Which liquidity metrics are particularly relevant?

For comprehensive liquidity management, various metrics are relevant that capture different aspects of liquidity:

📊 Regulatory Metrics

• Liquidity Coverage Ratio (LCR): Ratio of high-quality liquid assets to net liquidity outflows in a 30-day stress scenario (minimum requirement: ≥ 100%)
• Net Stable Funding Ratio (NSFR): Ratio of available stable funding to required stable funding (minimum requirement: ≥ 100%)
• Liquidity Monitoring Tools: Additional metrics such as concentration risks, unencumbered assets, etc.

💼 Business Metrics

• Cash Ratio: Ratio of cash and cash equivalents to current liabilities
• Quick Ratio: Ratio of cash plus short-term receivables to current liabilities
• Current Ratio: Ratio of current assets to current liabilities
• Cash Conversion Cycle: Period between payment for inputs and receipt from customer receivables

⚙ ️ Operational Metrics

• Days Sales Outstanding (DSO): Average receivables collection period
• Days Payable Outstanding (DPO): Average payables payment period
• Days Inventory Outstanding (DIO): Average inventory holding period
• Free Cash Flow: Operating cash flow minus investments

🔄 Dynamic Metrics

• Forecast Accuracy: Deviation between forecasted and actual cash flow
• Liquidity Buffer Ratio: Ratio of liquidity buffer to potential stress outflows
• Funding Concentration: Dependence on individual funding sources
• Intraday Liquidity Usage: Maximum utilization of intraday liquidity

How does cash pooling work and what benefits does it offer?
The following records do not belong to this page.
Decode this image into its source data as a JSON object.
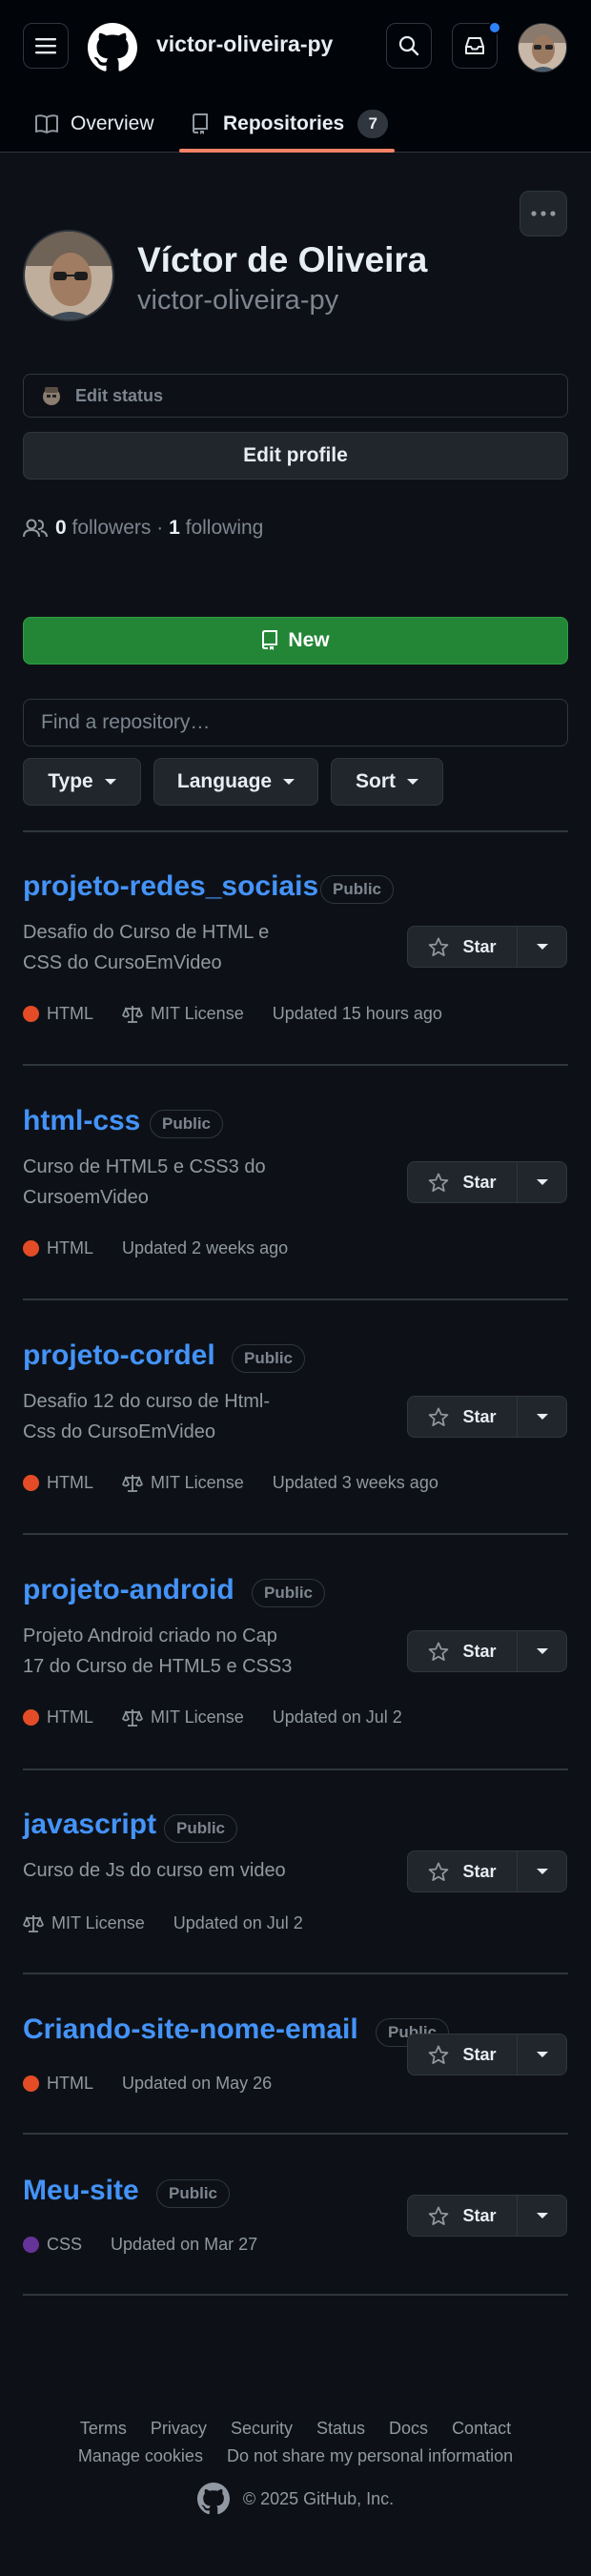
{
  "header": {
    "username": "victor-oliveira-py",
    "menu_icon": "hamburger-icon",
    "logo_icon": "github-logo-icon",
    "search_icon": "search-icon",
    "inbox_icon": "inbox-icon"
  },
  "tabs": {
    "overview": "Overview",
    "repositories": "Repositories",
    "repositories_count": "7"
  },
  "profile": {
    "full_name": "Víctor de Oliveira",
    "login": "victor-oliveira-py",
    "edit_status": "Edit status",
    "edit_profile": "Edit profile",
    "followers_count": "0",
    "followers_label": "followers",
    "separator": "·",
    "following_count": "1",
    "following_label": "following"
  },
  "repo_controls": {
    "new_label": "New",
    "find_placeholder": "Find a repository…",
    "type_label": "Type",
    "language_label": "Language",
    "sort_label": "Sort"
  },
  "repos": [
    {
      "name": "projeto-redes_sociais",
      "visibility": "Public",
      "desc1": "Desafio do Curso de HTML e",
      "desc2": "CSS do CursoEmVideo",
      "language": "HTML",
      "license": "MIT License",
      "updated": "Updated 15 hours ago"
    },
    {
      "name": "html-css",
      "visibility": "Public",
      "desc1": "Curso de HTML5 e CSS3 do",
      "desc2": "CursoemVideo",
      "language": "HTML",
      "license": "",
      "updated": "Updated 2 weeks ago"
    },
    {
      "name": "projeto-cordel",
      "visibility": "Public",
      "desc1": "Desafio 12 do curso de Html-",
      "desc2": "Css do CursoEmVideo",
      "language": "HTML",
      "license": "MIT License",
      "updated": "Updated 3 weeks ago"
    },
    {
      "name": "projeto-android",
      "visibility": "Public",
      "desc1": "Projeto Android criado no Cap",
      "desc2": "17 do Curso de HTML5 e CSS3",
      "language": "HTML",
      "license": "MIT License",
      "updated": "Updated on Jul 2"
    },
    {
      "name": "javascript",
      "visibility": "Public",
      "desc1": "Curso de Js do curso em video",
      "desc2": "",
      "language": "",
      "license": "MIT License",
      "updated": "Updated on Jul 2"
    },
    {
      "name": "Criando-site-nome-email",
      "visibility": "Public",
      "desc1": "",
      "desc2": "",
      "language": "HTML",
      "license": "",
      "updated": "Updated on May 26"
    },
    {
      "name": "Meu-site",
      "visibility": "Public",
      "desc1": "",
      "desc2": "",
      "language": "CSS",
      "license": "",
      "updated": "Updated on Mar 27"
    }
  ],
  "star_label": "Star",
  "colors": {
    "html": "#e34c26",
    "css": "#663399",
    "accent_blue": "#4493f8",
    "new_button_green": "#238636",
    "tab_underline": "#f78166"
  },
  "footer": {
    "terms": "Terms",
    "privacy": "Privacy",
    "security": "Security",
    "status": "Status",
    "docs": "Docs",
    "contact": "Contact",
    "manage_cookies": "Manage cookies",
    "do_not_share": "Do not share my personal information",
    "copyright": "© 2025 GitHub, Inc."
  }
}
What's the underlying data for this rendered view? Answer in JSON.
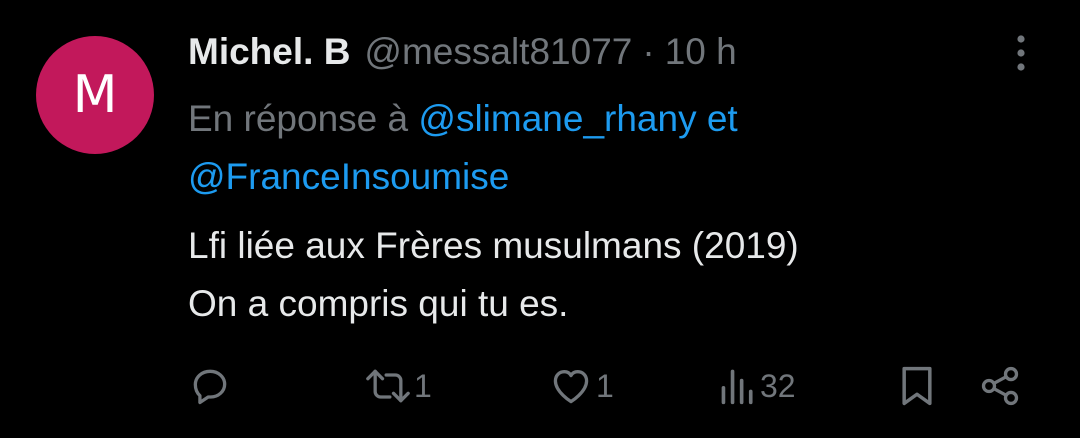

Cash pooling is a central instrument of group-wide liquidity management and works in various ways:

🔍 Basic Principle and Types

• Physical Cash Pooling (Zero Balancing): Daily physical transfer of all balances to a master account
• Notional Pooling: Virtual consolidation of balances without physical transfer
• Hybrid Pooling: Combination of physical and notional pooling
• Multi-Currency Pooling: Consolidation of balances in different currencies

💰 How Physical Cash Pooling Works

• Automatic transfers (sweeps) from subsidiary accounts to the master account
• Target balancing or complete balance clearing (zero balancing)
• Internal current account relationships between master and subsidiaries
• Automated interest calculation for intercompany loans

📊 Benefits of Cash Pooling

• Reduction of external financing costs through netting effects
• Optimization of interest margins through volume bundling
• Improvement of liquidity transparency and management
• More efficient use of internal group liquidity
• Reduction of bank fees and transaction costs

⚠ ️ Legal and Tax Aspects

• Transfer pricing documentation according to §

90 para.

3 AO

• Arm's length principle for interest rates
• Corporate law capital maintenance provisions (§§ 30,

31 GmbHG)

• Compliance with local foreign exchange regulations for cross-border pooling
• Avoidance of liability risks through appropriate contract design

How can AI improve liquidity forecasting?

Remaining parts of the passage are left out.